Wochenschau 45: Bundesstaat - Männerstaat?


                                



Klingt einleuchtend. Wieso hat man aber unmittelbar nach dem Ersten Weltkrieg die erste reelle Chance verpasst, das Frauenstimmrecht einzuführen?

Yvonne Voegeli: Das Frauenstimmrecht war im Generalstreik 1918 die zweite von neun Forderungen des  Oltener Streikkomitees gewesen. Die bürgerlichen Frauenorganisationen waren davon überrascht worden. Der Schweizerische Frauenstimmrechtsverband hatte zwar im Jahr zuvor über die Lancierung einer Männervolksinitiative diskutiert. Aber nun konnten sich die Stimmrechtlerinnen nicht entschliessen, die heikle innenpolitische Lage für ihr Anliegen zu nutzen und mit einer Initiative, sei es eine eigene, sei es eine von der Sozialdemokratie angekündigte, der Forderung Nachdruck zu verleihen. Sie fürchteten, sich lächerlich zu machen, keine Unterstützung bei den anderen Frauenverbänden und bei den bürgerlichen Parteien zu finden und der Stimmrechtssache eher zu schaden.

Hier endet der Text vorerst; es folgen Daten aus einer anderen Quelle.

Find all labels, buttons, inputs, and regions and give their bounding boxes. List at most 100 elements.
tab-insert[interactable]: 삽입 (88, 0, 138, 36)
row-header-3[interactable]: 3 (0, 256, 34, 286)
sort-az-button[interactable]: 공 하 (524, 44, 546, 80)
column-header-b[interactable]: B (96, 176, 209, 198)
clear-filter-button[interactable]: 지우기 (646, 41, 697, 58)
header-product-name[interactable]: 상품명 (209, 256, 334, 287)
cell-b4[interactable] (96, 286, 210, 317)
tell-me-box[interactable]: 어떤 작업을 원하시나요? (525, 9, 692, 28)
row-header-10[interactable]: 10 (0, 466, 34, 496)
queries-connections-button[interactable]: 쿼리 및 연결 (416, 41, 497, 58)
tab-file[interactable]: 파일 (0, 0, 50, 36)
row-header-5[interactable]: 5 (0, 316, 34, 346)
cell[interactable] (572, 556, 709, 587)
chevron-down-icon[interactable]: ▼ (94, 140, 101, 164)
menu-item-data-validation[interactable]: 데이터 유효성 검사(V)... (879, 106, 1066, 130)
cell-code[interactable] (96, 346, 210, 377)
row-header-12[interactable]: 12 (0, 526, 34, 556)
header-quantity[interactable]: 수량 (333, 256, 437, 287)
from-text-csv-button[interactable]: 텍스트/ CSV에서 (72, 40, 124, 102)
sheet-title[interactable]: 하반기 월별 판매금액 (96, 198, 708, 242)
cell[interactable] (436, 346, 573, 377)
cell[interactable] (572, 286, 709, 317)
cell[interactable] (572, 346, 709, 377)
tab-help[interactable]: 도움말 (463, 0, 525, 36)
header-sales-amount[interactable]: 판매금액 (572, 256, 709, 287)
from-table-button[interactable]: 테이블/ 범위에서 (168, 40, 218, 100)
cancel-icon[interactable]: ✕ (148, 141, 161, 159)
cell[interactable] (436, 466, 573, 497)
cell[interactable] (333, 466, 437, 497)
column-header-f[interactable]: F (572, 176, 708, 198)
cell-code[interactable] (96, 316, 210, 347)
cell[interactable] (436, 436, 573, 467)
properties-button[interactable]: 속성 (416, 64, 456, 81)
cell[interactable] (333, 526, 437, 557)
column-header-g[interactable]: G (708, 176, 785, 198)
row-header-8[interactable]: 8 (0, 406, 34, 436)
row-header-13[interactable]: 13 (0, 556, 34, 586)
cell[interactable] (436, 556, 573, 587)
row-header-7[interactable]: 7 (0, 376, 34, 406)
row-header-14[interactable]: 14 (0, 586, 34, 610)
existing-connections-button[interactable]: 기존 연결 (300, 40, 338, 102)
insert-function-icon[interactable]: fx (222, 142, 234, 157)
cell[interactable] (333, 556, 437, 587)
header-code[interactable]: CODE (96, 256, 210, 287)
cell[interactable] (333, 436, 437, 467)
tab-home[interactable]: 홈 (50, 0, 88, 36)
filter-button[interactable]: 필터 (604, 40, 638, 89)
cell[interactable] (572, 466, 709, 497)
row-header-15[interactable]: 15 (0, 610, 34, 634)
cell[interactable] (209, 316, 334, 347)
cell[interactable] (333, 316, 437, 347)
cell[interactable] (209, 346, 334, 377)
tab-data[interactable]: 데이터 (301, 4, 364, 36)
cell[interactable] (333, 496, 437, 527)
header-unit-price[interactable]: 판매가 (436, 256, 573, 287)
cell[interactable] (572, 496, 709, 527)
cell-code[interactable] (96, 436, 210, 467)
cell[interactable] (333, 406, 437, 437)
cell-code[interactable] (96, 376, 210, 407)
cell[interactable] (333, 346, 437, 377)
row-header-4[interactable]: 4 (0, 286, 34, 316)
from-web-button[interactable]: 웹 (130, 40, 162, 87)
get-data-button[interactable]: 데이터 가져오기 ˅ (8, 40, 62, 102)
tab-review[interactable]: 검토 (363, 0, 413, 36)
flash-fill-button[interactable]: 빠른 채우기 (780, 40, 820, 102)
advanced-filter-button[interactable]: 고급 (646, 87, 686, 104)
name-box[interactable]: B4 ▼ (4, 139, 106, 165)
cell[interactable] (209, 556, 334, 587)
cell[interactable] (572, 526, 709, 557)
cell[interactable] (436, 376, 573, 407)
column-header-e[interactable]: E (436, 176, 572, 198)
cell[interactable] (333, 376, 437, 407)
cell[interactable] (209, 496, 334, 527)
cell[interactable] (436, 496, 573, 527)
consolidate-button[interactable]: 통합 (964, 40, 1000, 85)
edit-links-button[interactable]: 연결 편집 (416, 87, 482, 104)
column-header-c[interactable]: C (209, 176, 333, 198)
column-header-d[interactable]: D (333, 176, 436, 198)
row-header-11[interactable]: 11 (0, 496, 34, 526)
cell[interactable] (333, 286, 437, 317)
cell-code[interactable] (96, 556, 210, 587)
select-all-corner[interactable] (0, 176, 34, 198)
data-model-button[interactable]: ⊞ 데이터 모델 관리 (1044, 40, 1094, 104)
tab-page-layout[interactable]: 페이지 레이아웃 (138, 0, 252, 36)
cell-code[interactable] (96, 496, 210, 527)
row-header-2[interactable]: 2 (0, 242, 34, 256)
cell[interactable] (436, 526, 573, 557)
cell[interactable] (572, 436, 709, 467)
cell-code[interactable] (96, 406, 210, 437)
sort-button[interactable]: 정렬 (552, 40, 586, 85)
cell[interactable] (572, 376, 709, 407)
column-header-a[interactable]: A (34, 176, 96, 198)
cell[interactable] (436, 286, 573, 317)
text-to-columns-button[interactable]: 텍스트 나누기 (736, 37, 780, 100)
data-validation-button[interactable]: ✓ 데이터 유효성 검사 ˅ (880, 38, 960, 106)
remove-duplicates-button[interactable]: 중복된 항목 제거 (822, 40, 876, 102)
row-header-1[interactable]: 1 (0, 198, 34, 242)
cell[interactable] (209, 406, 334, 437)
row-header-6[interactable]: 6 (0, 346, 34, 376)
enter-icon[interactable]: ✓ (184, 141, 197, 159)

Während die Streikenden dann mit der Erfüllung anderer Forderungen beschwichtigt wurden, nahmen die bürgerlichen Politiker die Frauen in der Folge nicht als gesellschaftlichen Unruheherd wahr, den es mit Zugeständnissen ebenfalls zu befriedigen galt. Im Parlament konnten sie beruhigt 1919 die Motionen des Sozialdemokraten Greulich und des Liberalen Göttisheim für die Einführung des Frauenstimmrechts als zeitlich unverbindliche Postulate an den Bundesrat überweisen und weiter ihrem traditionellen Frauenbild huldigen ...

Bild: In den zwanziger Jahren fanden kantonale Abstimmungen über das Frauenstimmrecht statt, die alle mit Nein-Mehrheiten endeten. Zürcher Abstimmungsplakat von 1920.